A vulnerability has been reported in syslog-ng, which can be exploited by malicious people to cause a DoS (Denial of Service). This vulnerability is reported in syslog-ng versions prior to 2.0.6 and syslog-ng Premium Edition versions prior to 2.1.8. Solution: Update to syslog-ng 2.0.6 Reproducible: Always
maintainers - please advice
should be good to stablize. Adding arches.

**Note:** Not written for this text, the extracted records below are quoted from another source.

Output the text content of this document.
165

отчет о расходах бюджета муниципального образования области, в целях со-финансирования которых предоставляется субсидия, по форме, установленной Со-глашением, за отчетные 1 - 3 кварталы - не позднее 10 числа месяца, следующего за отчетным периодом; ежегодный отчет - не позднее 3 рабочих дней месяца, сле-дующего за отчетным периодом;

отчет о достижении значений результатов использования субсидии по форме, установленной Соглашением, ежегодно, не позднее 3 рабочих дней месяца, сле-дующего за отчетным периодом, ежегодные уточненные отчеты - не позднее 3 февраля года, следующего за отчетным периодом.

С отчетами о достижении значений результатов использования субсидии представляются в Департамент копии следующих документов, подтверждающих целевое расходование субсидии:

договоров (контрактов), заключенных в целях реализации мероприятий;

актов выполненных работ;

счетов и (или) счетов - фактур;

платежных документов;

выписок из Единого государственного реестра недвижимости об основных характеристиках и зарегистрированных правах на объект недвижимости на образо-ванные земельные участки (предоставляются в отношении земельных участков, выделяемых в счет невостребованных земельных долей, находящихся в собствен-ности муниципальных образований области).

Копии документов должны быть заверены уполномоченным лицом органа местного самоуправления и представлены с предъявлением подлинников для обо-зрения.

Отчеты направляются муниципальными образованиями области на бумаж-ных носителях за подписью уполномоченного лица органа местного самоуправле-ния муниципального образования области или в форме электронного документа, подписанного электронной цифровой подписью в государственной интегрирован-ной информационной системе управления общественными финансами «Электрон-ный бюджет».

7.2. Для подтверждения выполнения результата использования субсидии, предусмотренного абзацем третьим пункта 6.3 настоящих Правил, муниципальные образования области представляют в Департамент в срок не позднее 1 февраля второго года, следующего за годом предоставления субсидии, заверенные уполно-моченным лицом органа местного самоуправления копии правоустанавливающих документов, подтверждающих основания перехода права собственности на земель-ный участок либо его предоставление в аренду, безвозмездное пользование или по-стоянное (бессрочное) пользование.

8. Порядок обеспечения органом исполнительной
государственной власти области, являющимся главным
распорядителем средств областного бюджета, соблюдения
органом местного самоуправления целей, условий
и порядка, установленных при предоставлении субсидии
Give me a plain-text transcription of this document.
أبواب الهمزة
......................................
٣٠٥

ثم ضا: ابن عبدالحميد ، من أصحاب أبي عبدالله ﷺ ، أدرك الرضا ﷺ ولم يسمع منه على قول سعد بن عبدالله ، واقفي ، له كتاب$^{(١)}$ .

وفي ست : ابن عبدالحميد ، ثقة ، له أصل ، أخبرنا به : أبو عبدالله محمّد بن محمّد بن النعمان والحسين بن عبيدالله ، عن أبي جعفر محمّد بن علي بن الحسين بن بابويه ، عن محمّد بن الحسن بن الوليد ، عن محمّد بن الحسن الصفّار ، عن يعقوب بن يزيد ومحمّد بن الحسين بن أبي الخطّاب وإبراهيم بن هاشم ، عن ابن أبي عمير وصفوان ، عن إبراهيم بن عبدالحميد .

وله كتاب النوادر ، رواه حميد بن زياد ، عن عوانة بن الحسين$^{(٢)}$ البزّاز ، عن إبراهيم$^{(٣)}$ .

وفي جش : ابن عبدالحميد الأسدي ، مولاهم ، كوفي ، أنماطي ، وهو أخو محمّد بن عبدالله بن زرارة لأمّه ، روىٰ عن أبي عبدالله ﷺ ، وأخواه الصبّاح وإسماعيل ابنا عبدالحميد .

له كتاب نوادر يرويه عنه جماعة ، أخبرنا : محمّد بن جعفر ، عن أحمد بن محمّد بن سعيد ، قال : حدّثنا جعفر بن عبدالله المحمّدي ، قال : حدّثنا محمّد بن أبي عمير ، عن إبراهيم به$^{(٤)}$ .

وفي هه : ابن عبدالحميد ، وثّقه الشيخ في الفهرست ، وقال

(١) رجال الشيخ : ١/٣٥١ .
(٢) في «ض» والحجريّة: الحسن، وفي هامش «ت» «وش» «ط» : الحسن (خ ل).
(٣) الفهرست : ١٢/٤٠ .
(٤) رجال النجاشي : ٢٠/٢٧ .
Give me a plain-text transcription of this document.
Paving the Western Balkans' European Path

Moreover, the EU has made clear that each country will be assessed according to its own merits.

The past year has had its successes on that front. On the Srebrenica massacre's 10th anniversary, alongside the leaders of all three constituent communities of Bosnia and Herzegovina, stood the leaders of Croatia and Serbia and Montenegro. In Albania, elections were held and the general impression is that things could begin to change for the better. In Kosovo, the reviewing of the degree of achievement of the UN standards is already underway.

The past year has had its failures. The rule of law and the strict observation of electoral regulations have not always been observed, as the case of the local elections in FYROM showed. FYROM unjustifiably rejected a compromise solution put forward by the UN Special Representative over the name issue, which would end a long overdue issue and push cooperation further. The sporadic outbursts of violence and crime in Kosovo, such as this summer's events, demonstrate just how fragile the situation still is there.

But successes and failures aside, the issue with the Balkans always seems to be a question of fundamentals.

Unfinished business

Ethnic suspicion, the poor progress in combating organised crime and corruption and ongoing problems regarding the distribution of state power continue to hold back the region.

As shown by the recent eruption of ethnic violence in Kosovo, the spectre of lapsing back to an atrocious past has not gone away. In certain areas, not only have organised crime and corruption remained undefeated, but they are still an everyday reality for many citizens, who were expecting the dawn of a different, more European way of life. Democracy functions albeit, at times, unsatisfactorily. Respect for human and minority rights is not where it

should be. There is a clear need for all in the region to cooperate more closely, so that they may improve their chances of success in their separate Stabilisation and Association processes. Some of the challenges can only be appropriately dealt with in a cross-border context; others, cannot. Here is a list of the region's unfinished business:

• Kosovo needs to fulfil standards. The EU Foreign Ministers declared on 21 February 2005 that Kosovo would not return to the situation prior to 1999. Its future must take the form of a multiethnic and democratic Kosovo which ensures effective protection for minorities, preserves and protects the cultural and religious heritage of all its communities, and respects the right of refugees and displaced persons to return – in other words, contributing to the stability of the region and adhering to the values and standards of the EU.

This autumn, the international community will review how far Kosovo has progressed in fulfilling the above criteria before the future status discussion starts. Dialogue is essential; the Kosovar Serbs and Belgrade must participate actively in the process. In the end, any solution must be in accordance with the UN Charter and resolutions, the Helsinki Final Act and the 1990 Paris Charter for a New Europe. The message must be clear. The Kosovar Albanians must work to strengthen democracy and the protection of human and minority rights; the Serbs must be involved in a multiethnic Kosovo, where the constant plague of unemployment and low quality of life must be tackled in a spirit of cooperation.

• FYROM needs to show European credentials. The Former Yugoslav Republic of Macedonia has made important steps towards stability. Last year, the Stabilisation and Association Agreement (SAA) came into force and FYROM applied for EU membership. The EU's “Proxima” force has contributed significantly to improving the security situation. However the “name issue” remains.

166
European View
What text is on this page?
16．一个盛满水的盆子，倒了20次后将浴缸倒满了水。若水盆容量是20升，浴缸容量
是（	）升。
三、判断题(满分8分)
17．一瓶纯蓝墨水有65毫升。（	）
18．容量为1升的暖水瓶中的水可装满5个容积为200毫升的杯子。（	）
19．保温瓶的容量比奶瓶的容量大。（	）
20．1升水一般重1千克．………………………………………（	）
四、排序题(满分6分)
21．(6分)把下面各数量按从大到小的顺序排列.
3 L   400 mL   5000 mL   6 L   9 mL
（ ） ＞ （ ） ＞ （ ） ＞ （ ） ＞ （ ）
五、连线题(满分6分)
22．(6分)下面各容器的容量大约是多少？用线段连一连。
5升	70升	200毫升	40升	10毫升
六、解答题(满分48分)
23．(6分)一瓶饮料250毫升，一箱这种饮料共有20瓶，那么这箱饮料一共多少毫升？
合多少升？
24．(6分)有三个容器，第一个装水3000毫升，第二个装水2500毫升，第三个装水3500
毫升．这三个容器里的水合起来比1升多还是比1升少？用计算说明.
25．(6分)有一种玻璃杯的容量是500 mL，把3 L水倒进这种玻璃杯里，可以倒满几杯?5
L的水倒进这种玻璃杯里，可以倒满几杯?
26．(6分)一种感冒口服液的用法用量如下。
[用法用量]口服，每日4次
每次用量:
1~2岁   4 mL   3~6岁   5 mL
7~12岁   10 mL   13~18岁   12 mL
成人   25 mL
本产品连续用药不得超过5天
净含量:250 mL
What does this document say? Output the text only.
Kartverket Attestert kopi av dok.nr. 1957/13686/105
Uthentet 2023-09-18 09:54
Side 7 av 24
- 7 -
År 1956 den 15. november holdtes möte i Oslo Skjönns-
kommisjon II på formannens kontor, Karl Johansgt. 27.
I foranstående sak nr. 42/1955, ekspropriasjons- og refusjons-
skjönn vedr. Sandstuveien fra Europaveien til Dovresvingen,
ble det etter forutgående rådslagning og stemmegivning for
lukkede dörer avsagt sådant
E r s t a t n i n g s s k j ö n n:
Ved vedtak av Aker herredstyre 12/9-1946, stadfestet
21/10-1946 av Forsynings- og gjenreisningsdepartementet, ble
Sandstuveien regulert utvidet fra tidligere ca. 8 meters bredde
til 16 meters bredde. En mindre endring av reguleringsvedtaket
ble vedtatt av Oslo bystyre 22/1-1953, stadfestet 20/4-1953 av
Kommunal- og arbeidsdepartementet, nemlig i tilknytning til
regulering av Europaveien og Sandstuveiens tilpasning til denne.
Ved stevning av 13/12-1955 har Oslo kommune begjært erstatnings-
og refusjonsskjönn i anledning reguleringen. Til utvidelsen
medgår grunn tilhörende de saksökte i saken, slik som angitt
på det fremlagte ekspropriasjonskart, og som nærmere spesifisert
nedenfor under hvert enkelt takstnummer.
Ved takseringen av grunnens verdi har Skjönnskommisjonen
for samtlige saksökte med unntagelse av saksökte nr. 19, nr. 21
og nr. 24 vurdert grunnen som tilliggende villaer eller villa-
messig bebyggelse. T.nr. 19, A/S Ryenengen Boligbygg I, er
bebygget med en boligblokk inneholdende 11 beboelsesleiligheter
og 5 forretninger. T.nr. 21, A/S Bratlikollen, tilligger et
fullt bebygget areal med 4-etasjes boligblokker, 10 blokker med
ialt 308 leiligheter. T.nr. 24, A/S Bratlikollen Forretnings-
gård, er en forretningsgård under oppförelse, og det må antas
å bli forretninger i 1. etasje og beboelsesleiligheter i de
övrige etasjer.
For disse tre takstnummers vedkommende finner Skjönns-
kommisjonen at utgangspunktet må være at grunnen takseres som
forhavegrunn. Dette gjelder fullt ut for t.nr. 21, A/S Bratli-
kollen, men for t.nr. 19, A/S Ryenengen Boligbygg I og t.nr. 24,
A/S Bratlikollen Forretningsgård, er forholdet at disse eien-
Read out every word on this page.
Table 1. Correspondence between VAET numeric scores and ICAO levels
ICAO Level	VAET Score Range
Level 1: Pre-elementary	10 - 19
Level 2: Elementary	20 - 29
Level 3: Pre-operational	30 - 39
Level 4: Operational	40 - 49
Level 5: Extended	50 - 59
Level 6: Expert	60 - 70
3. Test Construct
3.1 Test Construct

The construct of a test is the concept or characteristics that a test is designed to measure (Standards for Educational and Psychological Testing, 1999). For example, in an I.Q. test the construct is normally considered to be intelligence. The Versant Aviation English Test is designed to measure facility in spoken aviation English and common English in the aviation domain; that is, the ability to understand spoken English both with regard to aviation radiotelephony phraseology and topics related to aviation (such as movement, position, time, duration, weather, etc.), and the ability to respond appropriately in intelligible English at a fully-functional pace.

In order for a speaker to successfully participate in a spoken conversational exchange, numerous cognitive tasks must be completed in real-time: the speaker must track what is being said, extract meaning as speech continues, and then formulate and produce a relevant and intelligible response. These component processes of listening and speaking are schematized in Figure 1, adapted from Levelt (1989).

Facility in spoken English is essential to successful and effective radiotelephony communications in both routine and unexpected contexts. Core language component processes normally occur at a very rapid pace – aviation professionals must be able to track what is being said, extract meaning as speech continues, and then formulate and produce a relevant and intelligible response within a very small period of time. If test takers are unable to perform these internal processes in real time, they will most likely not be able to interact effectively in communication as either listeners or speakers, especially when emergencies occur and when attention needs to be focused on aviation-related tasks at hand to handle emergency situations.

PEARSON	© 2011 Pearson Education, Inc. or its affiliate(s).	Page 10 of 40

arches - please test and mark stable target ebuild: app-admin/syslog-ng-2.0.6 target keywords: x86,ppc,sparc,amd64,alpha,ppc64,hppa
Sparc stable. Note also sparc stable for dev-libs/eventlog-0.2.5 as it is now required for syslog-ng.
Stable for HPPA.
ppc and ppc64 stable
alpha/ia64 stable
amd64 stable, still runs and logs
All supported arches done here, entering [glsa?] state.. Wait, I'd say this is A3 as syslog-ng is a common package and the vulnerability doesn't affect specific configurations only. Also, the Gentoo handbook installs syslog-ng by default. Rerate, otherwise vote.
Rerating A3, request filed.
GLSA 200712-19, thanks everyone.
*** Bug 204142 has been marked as a duplicate of this bug. ***
Does not affect current (2008.0) release. Removing release.